At Washington Leadership Academy, educators rely on software and data to track student progress and adapt teaching to enable students to master topics at their own speed.
This past week, sophomores used special computer programs to take diagnostic tests in math and reading, and teachers then used that data to develop individual learning plans. In English class, for example, students reading below grade level would be assigned the same books or articles as their peers, but complicated vocabulary in the text would be annotated on their screen.
“The digital tool tells us: We have a problem to fix with these kids right here and we can do it right then and there; we don’t have to wait for the problem to come to us,” said Joseph Webb, founding principal at the school, which opened last year.
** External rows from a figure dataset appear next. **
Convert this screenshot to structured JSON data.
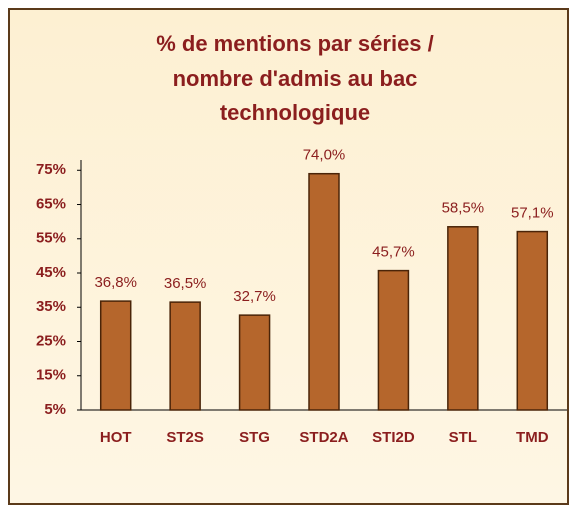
{
  "chart_data": {
    "type": "bar",
    "title": [
      "% de mentions par séries /",
      "nombre d'admis au bac",
      "technologique"
    ],
    "categories": [
      "HOT",
      "ST2S",
      "STG",
      "STD2A",
      "STI2D",
      "STL",
      "TMD"
    ],
    "values": [
      36.8,
      36.5,
      32.7,
      74.0,
      45.7,
      58.5,
      57.1
    ],
    "value_labels": [
      "36,8%",
      "36,5%",
      "32,7%",
      "74,0%",
      "45,7%",
      "58,5%",
      "57,1%"
    ],
    "color": "#b5662c",
    "ylim": [
      5,
      78
    ],
    "yticks": [
      {
        "value": 5,
        "label": "5%"
      },
      {
        "value": 15,
        "label": "15%"
      },
      {
        "value": 25,
        "label": "25%"
      },
      {
        "value": 35,
        "label": "35%"
      },
      {
        "value": 45,
        "label": "45%"
      },
      {
        "value": 55,
        "label": "55%"
      },
      {
        "value": 65,
        "label": "65%"
      },
      {
        "value": 75,
        "label": "75%"
      }
    ]
  }
}
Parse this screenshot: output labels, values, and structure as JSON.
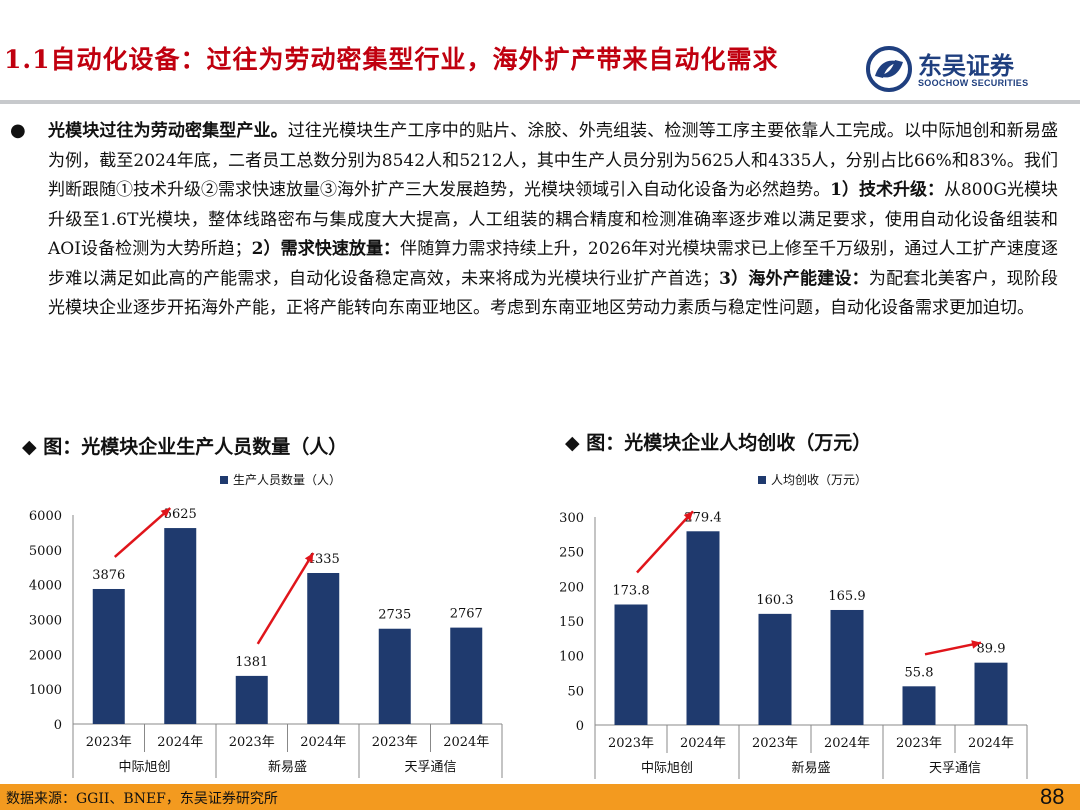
{
  "header": {
    "title": "1.1自动化设备：过往为劳动密集型行业，海外扩产带来自动化需求",
    "logo_cn": "东吴证券",
    "logo_en": "SOOCHOW SECURITIES"
  },
  "summary": {
    "bullet": "●",
    "lead_bold": "光模块过往为劳动密集型产业。",
    "text1": "过往光模块生产工序中的贴片、涂胶、外壳组装、检测等工序主要依靠人工完成。以中际旭创和新易盛为例，截至2024年底，二者员工总数分别为8542人和5212人，其中生产人员分别为5625人和4335人，分别占比66%和83%。我们判断跟随①技术升级②需求快速放量③海外扩产三大发展趋势，光模块领域引入自动化设备为必然趋势。",
    "point1_bold": "1）技术升级：",
    "text2": "从800G光模块升级至1.6T光模块，整体线路密布与集成度大大提高，人工组装的耦合精度和检测准确率逐步难以满足要求，使用自动化设备组装和AOI设备检测为大势所趋；",
    "point2_bold": "2）需求快速放量：",
    "text3": "伴随算力需求持续上升，2026年对光模块需求已上修至千万级别，通过人工扩产速度逐步难以满足如此高的产能需求，自动化设备稳定高效，未来将成为光模块行业扩产首选；",
    "point3_bold": "3）海外产能建设：",
    "text4": "为配套北美客户，现阶段光模块企业逐步开拓海外产能，正将产能转向东南亚地区。考虑到东南亚地区劳动力素质与稳定性问题，自动化设备需求更加迫切。"
  },
  "colors": {
    "title_red": "#c0000f",
    "bar_navy": "#1f3a6e",
    "arrow_red": "#e0151b",
    "footer_orange": "#f39a1f",
    "logo_blue": "#1f3f7f"
  },
  "chart_data": [
    {
      "type": "bar",
      "title": "◆ 图：光模块企业生产人员数量（人）",
      "legend": "生产人员数量（人）",
      "legend_position": "top-center",
      "grid": false,
      "ylim": [
        0,
        6000
      ],
      "yticks": [
        0,
        1000,
        2000,
        3000,
        4000,
        5000,
        6000
      ],
      "groups": [
        "中际旭创",
        "新易盛",
        "天孚通信"
      ],
      "categories": [
        "2023年",
        "2024年",
        "2023年",
        "2024年",
        "2023年",
        "2024年"
      ],
      "values": [
        3876,
        5625,
        1381,
        4335,
        2735,
        2767
      ],
      "labels": [
        "3876",
        "5625",
        "1381",
        "4335",
        "2735",
        "2767"
      ],
      "arrows": [
        [
          0,
          1
        ],
        [
          2,
          3
        ]
      ]
    },
    {
      "type": "bar",
      "title": "◆ 图：光模块企业人均创收（万元）",
      "legend": "人均创收（万元）",
      "legend_position": "top-center",
      "grid": false,
      "ylim": [
        0,
        300
      ],
      "yticks": [
        0,
        50,
        100,
        150,
        200,
        250,
        300
      ],
      "groups": [
        "中际旭创",
        "新易盛",
        "天孚通信"
      ],
      "categories": [
        "2023年",
        "2024年",
        "2023年",
        "2024年",
        "2023年",
        "2024年"
      ],
      "values": [
        173.8,
        279.4,
        160.3,
        165.9,
        55.8,
        89.9
      ],
      "labels": [
        "173.8",
        "279.4",
        "160.3",
        "165.9",
        "55.8",
        "89.9"
      ],
      "arrows": [
        [
          0,
          1
        ],
        [
          4,
          5
        ]
      ]
    }
  ],
  "footer": {
    "source": "数据来源：GGII、BNEF，东吴证券研究所",
    "page": "88"
  }
}
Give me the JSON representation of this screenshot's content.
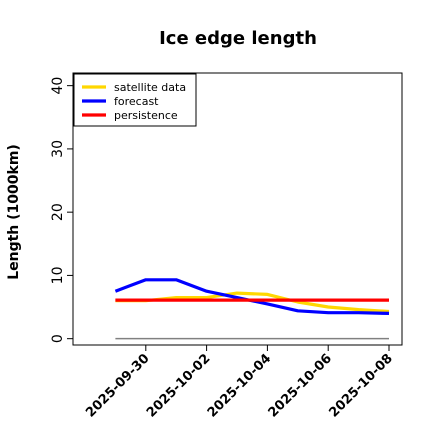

Webb, dressed in a green T-shirt reading “super school builder,” greeted students Wednesday with high-fives, hugs and humor. “Red boxers are not part of our uniform!” he shouted to one student, who responded by pulling up his pants.
The school serves some 200 predominantly African-American students from high-poverty and high-risk neighborhoods. Flags of prestigious universities hang from the ceiling and a “You are a leader” poster is taped to a classroom door. Based on a national assessment last year, the school ranked in the 96th percentile for improvement in math and in the 99th percentile in reading compared with schools whose students scored similarly at the beginning of the year.
It was one of 10 schools to win a $10 million grant in a national competition aimed at reinventing American high schools that is funded by Lauren Powell Jobs, widow of Apple founder Steve Jobs.
Naia McNett, a lively 15-year-old who hopes to become “the African-American and female Bill Gates,” remembers feeling so bored and unchallenged in fourth grade that she stopped doing homework and her grades slipped.
At the academy, “I don’t get bored ’cause I guess I am pushed so much,” said McNett, a sophomore. “It makes you like you need to do more, you need to know more.”
In math class, McNett quickly worked through quadratic equations on her laptop. When she finished, the system spitted out additional, more challenging problems.
Her math teacher, Britney Wray, says that in her previous school she was torn between advanced learners and those who lagged significantly. She says often she wouldn’t know if a student was failing a specific unit until she started a new one.
In comparison, the academy’s technology now gives Wray instant feedback on which students need help and where. “We like to see the problem and fix the problem immediately,” she said.
Still, most researchers say it is too early to tell if personalized learning works better than traditional teaching.
A recent study by the Rand Corporation found that personalized learning produced modest improvements: a 3 percentile increase in math and a smaller, statistically insignificant increase for reading compared with schools that used more traditional approaches. Some students also complained that collaboration with classmates suffered because everybody was working on a different task.
“I would not advise for everybody to drop what they are doing and adopt personalized learning,” said John Pane, a co-author of the report. “A more cautious approach is necessary.”
The new opportunities also pose new challenges. Pediatricians warn that too much screen time can come at the expense of face-to-face social interaction, hands-on exploration and physical activity. Some studies also have shown that students may learn better from books than from computer screens, while another found that keeping children away from computers for five days in a row improved their emotional intelligence.
Some teachers are skeptical. Marla Kilfoyle, executive director of the Badass Teachers Association, an education advocacy group, agrees that technology has its merits, but insists that no computer or software should ever replace the personal touch, motivation and inspiration teachers give their students.
“That interaction and that human element is very important when children learn,” Kilfoyle said.